I want to be clear that a spirituality of celebration, an erotic spirituality of love and desire for God, for beauty, for wholeness, is not something that only the happily partnered can partake of. It is possible for those who are single, who are separated from their beloved in some way, and for spouses and partners in a difficult stage of their relationship. I think it’s essential here that we do not blur the difference between erotic love and sexual love. Sexual love is an expression of erotic love, but only one expression. The word eros has connotations of a love that desires, that longs, that is passionately engaged in the life and being of the beloved. As David Carr writes in his book, The Erotic Word, the eros to which the Bible calls us “is not an eros that pursues every sexual urge. It is not a flitting to and fro in search of the things that advertising and media tell us we should want. It is identifying and answering God’s deepest call to us through the goodness of creation. It is listening to that part of ourselves that was created for deep connection to others. It is risking vulnerability to God and others in intimacy.”

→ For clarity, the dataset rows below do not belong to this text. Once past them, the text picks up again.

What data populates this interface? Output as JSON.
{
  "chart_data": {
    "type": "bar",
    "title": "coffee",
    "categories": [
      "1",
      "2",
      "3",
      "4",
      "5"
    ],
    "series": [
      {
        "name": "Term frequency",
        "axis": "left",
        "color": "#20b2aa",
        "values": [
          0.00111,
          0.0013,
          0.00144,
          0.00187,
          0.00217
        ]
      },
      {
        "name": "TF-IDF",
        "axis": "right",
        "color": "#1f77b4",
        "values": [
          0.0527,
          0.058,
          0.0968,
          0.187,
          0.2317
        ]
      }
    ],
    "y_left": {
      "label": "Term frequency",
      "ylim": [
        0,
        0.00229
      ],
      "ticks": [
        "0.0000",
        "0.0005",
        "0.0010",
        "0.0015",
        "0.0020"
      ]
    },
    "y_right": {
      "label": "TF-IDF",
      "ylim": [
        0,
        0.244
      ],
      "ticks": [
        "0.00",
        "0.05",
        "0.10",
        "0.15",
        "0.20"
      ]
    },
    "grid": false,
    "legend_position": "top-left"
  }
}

This can be a terrifying invitation. It is certainly risky to become vulnerable. But there is no love without vulnerability, really. Saying I love you for the first time is a profound emotional risk. Having children is risky. Saying yes to God is risky. God’s love for us is risky. Erotic spirituality is, to paraphrase Frederich Buechner, to go “where our deep gladness meets the world’s deep need,” to take the energy of divine love and use it to transform ourselves, and our world.

Theological language can sometimes hide the biblical picture of God’s relationship with us. Descriptions of God as omnipotent or unchanging obscure the truth of a God who risks everything for love of us, which makes it essential to validate the ancient metaphorical readings of the Song, along with the more modern literal reading. The God of the Song is a God who says longingly to you, “Oh, how beautiful you are, my beloved – your eyes are like doves!” A God who is intoxicated with love of you, saying, “You have captured my heart, my own, my bride, you have captured my heart with one glance of your eyes.” A God who calls us to passionate relationship, to revel in the physical delights of the world God has created, to walk with God in the garden alone, where the dew is still on the roses, to quote from that old hymn.

My prayer for each of us is that we encourage an erotic spirituality, that we love and delight in the pleasures of the world and our bodies as much as we are able, and that we experience the love of God as a life-changing romance, one which affirms us in the very core of our beings, and gives us all healing, and courage, and joy. Amen!